Data Science for Petroleum Production Engineering

Alfonso R. Reyes
(14 April 2016)

Online


In the last century, the production engineer built the well models one by one and analyzed the results also one by one. With the ubiquity of the personal computer, desktops and laptops, an unimaginable computational power has been put in our hands. But we need the right tools!

The spreadsheet was invented in the 80’s and was a great invention. The beauty of it is that you can produce results right away. We are very thankful to Lotus 1-2-3 and Microsoft Excel for that. But let us remember that it was the 80’s –there was not internet, no tablets, data moved at 2400 bps, and real-time data acquisition was constrained to a handful of fields. Today, well data comes in gigabytes per minute and we know it is not humanly possible to tackle all the information to put it at good use.

The answer of this century is to that is start using automation, artificial intelligence, statistics, machine learning but first of all, data science. These are the keywords of the future. The future of the petroleum engineer.

One of the things that always intrigued the production managers what is it that takes so long to build well models and a network models? Some of the causes is that we have to enter the data manually; we have to double and triple check the data we are entering, calibrate and match the model; and – the most important of all-, we do enter the data without a context. What does that mean? It means we work on a well model in isolation without having the tools to validate our well data in the context of the field data or of other wells data (neighbors). Then when we have all our 77 or 177 wells ready, we received fresh well test data that contradicts earlier well tests! Go back to rework some models.

Part of this conundrum is not the production engineer’s fault; it is just the way that well optimization software works or has been built: to attack a well one at a time and disconnected from the test data source.

At Petronas we have been using for a while Python scripts to help to address the problem of single well modeling in a radical different way: by building well models with multiwell scanning, validation and analysis. With these techniques the engineer minimizes the manual data entering, validation, calibration and data qualification. This by itself represents a major advantage over the traditional way of doing well and network modeling. The additional power and discovery of oil gains from production optimization comes from applying basic statistics to the results or the calculations or simulation runs.

The plots that you see in this post are just few samples of the work of well and network modeling on a field. I have changed names and numbers to make the exercise neutral.

None of this is earth shattering new; it has been around for years but the digital tools that are making technology companies successful are taking time to take off in the production field. Well, first, data science is hard. But enormously gratifying when you find hidden oil.

One of the keys in data science is to get accustomed to analyze well production data by using dynamic tables. There is no best tool for analyzing production engineering data than Python pandas. The pandas tables (yes, it is written in lowercase) are magnificent objects to manipulate, arrange, organize, calculate, clean, select, filter, analyze and plotting our production data. We created the Petronas PTech Engineering Library that includes dozens of scripts that make use of pandas and other Pythons packages such as numpy, scipy, matplotlib, PyQt4, pyqtgraph, bokeh, traits, etc. With the help of the libraries the engineer is able to analyze the well model data faster and in a more reliably way since all these tasks are done by algorithms written in Python, the world’s leading scripting language for scientists and engineers. And, it is open source.

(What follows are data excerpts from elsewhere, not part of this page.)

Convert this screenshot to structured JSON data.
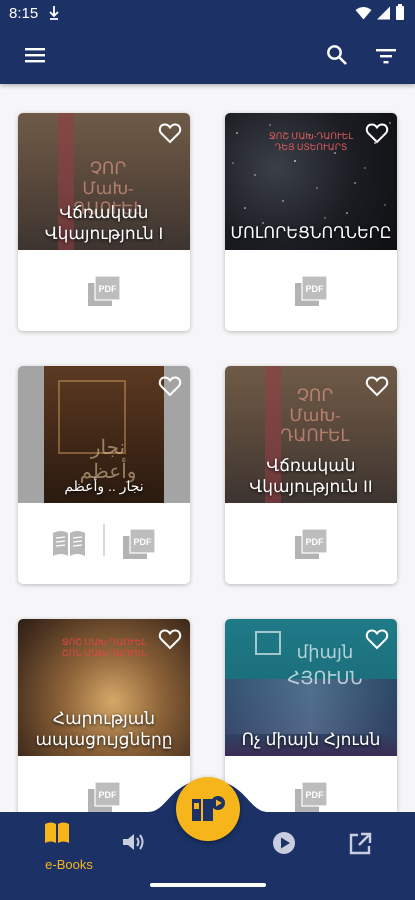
{
  "status_bar": {
    "time": "8:15"
  },
  "colors": {
    "primary": "#1c3266",
    "accent": "#f5b51b",
    "background": "#f6f6f8"
  },
  "app_bar": {
    "icons": [
      "menu-icon",
      "search-icon",
      "filter-icon"
    ]
  },
  "books": [
    {
      "title": "Վճռական\nՎկայություն I",
      "cover_deco": "ՉՈՐ\nՄաԽ-ԴԱՈՒԵԼ",
      "formats": [
        "pdf"
      ],
      "favorite": false
    },
    {
      "title": "ՄՈԼՈՐԵՑՆՈՂՆԵՐԸ",
      "cover_deco": "ՋՈՇ ՄԱԽ-ԴԱՈՒԵԼ\nԴԵՅ ՍՏԵՈՒԱՐՏ",
      "formats": [
        "pdf"
      ],
      "favorite": false
    },
    {
      "title": "نجار .. وأعظم",
      "cover_deco": "نجار\nوأعظم",
      "formats": [
        "ebook",
        "pdf"
      ],
      "favorite": false
    },
    {
      "title": "Վճռական\nՎկայություն II",
      "cover_deco": "ՉՈՐ\nՄաԽ-ԴԱՈՒԵԼ",
      "formats": [
        "pdf"
      ],
      "favorite": false
    },
    {
      "title": "Հարության\nապացույցները",
      "cover_deco": "ՋՈՇ ՄԱԽ-ԴԱՈՒԵԼ\nՇՈՆ ՄԱԽ-ԴԱՈՒԵԼ",
      "formats": [
        "pdf"
      ],
      "favorite": false
    },
    {
      "title": "Ոչ միայն Հյուսն",
      "cover_deco": "միայն\nՀՅՈՒՍՆ",
      "formats": [
        "pdf"
      ],
      "favorite": false
    }
  ],
  "bottom_nav": {
    "items": [
      {
        "label": "e-Books",
        "icon": "book-icon",
        "active": true
      },
      {
        "label": "",
        "icon": "speaker-icon",
        "active": false
      },
      {
        "label": "",
        "icon": "play-icon",
        "active": false
      },
      {
        "label": "",
        "icon": "external-link-icon",
        "active": false
      }
    ],
    "fab_icon": "audiobook-icon"
  }
}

Your are curious? This is how a simple statement looks like.

From the data we can say that the biggest producers are wells producing by gas lift with an average of 944 blpd, a maximum of 2421 blpd in a total of 98 wells. The lowest producer is at 100 blpd. In next posts I will showing simple Python and pandas scripts for production engineering.

This other plot shows a boundary analysis of well tests that were marked as active in the model. We are trying to catch statistically any data point that is totally out of range. We call them outliers.

The Python notebooks are a fit for production engineers

The Python notebooks look ideal for the application of data science to well, network modeling and production optimization. There are many ways of running Python but I find the notebook the best method to transmit knowledge and share solutions with colleagues. The Python notebooks -lately renamed as Jupyter -, are widely known in the engineering community. You shouldn’t have any trouble finding assistance online. The same applies to Python. My favorite is stackoverflow.com. There are hundreds of engineering and scientific libraries around that will help to makes your production engineering job more efficient, accurate, profitable and fun.

The Python notebook opens in a browser but if you want to make long and advanced scripts for petroleum engineering, there are plenty of good development applications or IDEs out there: Spyder, PyCharm and Eclipse, just to mention a few.